Sunday, October 30, 2011

The Marriage Plot by way of that Gatsby Review


I've recently picked up the Marriage Plot, the much-talked about latest from Jeffrey Eugenides. And while not too far in as of yet, I'm going to say something controversial here: I'm enjoying it.

Madeline Hanna, Leonard, Mitchel- they read as screwed up versions of people we've all known at one point or another. The action, in particular the drunken late night hook ups, the well meaning roommates, the angst of waiting for that phonecall, torn out of the diary of a college everyman. And the vignettes! (the central things to Jeffrey Eugenides work) they're as beautiful and luminous as ever.

But I'm on an island. Comparing notes with my little sister, with my (new) husband, with my husband's sister, and with my sliding doors literary me (don't ask), I was dismayed to find how everyone seems determined to find the plot simplistic, the material frothy, the concept too basic, the characters too shallow. Are people afraid to like a marriage plot? Are these the same peeps who refuse to acknowledge the rom-com as an entertainment genre?

Here's Thessaly La Force on the Marriage Plot for The Daily
"But here’s the thing. “The Marriage Plot” comes 18 years after Eugenides’ debut with the eerie “Virgin Suicides”; it comes nine years after the ambitious and epic “Middlesex.” One can’t help but feel — in the midst of all this meta-ness — that Eugenides has settled down. He’s metaphorically moved to the ’burbs, had the baby, gained the 10 pounds, and gotten comfortable.After covering teenage suicide and a hermaphrodite, he’s reached … a love story. Which gets back to something we’ve already established. The problem isn’t that you can’t tell a story of love and marriage in the 20th century. You can. We still do. The problem is, I think, that —...— no matter how you do it, it’ll be conventional. Girl meets boy. Girl meets another boy. Girl has to choose. Something happens. That’s it."

I can't help but notice how similar the critical reception to Jeffrey Eugenides bares to Fitzgerald's  Great Gatsby. Here's Mencken on the unimportant plot and the shallow character depiction in Gatsby:

"This story is obviously unimportant, and though, as I shall show, it has its place in the Fitzgerald canon, it is certainly not to be put on the same shelf, with, say, This Side of Paradise. What ails it, fundamentally, is the plain fact that it is simply a story—that Fitzgerald seems to be far more interested in maintaining its suspense than in getting under the skins of its people. It is not that they are false; it is that they are taken too much for granted. Only Gatsby himself genuinely lives and breathes.

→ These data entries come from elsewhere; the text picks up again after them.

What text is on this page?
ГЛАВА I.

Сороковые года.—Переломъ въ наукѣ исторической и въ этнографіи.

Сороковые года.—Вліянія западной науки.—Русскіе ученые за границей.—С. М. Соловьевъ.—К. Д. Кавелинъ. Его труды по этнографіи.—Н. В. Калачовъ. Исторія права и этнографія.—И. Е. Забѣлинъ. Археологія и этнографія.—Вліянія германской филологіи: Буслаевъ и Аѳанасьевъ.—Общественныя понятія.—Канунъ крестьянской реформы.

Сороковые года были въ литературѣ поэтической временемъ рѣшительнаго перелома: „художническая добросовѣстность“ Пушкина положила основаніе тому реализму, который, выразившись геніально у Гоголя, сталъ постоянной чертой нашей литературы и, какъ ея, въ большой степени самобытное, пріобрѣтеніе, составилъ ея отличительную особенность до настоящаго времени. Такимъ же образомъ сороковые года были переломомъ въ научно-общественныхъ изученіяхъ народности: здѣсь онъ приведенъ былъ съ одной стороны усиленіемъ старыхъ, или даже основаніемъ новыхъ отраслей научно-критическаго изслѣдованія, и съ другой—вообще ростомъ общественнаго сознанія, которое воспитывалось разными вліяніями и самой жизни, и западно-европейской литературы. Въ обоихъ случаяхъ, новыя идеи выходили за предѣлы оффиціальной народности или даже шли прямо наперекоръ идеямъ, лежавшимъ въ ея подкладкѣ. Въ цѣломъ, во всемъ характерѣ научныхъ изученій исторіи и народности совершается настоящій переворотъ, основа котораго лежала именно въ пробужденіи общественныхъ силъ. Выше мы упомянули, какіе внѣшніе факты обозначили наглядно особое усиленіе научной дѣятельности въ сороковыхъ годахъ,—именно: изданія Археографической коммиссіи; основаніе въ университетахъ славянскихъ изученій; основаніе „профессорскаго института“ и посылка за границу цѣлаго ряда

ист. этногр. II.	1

The rest are mere marionettes—oftenastonishingly lifelike, but nevertheless not quite alive.

What gives the story distinction is something quite different from the management of the action or the handling of the characters; it is the charm and beauty of the writing....

The rewards of literary success in this country are so vast that, when they come early, they are not unnaturally somewhat demoralizing. The average author yields to them readily. Having struck the bull‘s-eye once, he is too proud to learn new tricks. Above all, he is too proud to tackle hard work. The result is a gradual degeneration of whatever talent he had at the beginning. He begins to imitate himself. He peters out.


There is certainly no sign of petering out in Fitzgerald. After his first experimenting he plainly sat himself down calmly to consider his deficiencies. They were many and serious. He was, first of all, too facile. He could write entertainingly without giving thought to form and organization. He was, secondly, somewhat amateurish. The materials and methods of his craft, I venture, rather puzzled him. He used them ineptly. His books showed brilliancy in conception, but they were crude and even ignorant in detail. They suggested, only too often, the improvisations of a pianist playing furiously by ear but unable to read notes. These are the defects that he has now got rid of."

It seems like the obvious choice to dismiss The Marriage Plot as trivial, but I think, after winning our hearts with Virgin Suicides and further deepening the bond with Middlesex, Eugenides, like any good Marriage Plot protagonist, deserves the benefit of the doubt, here.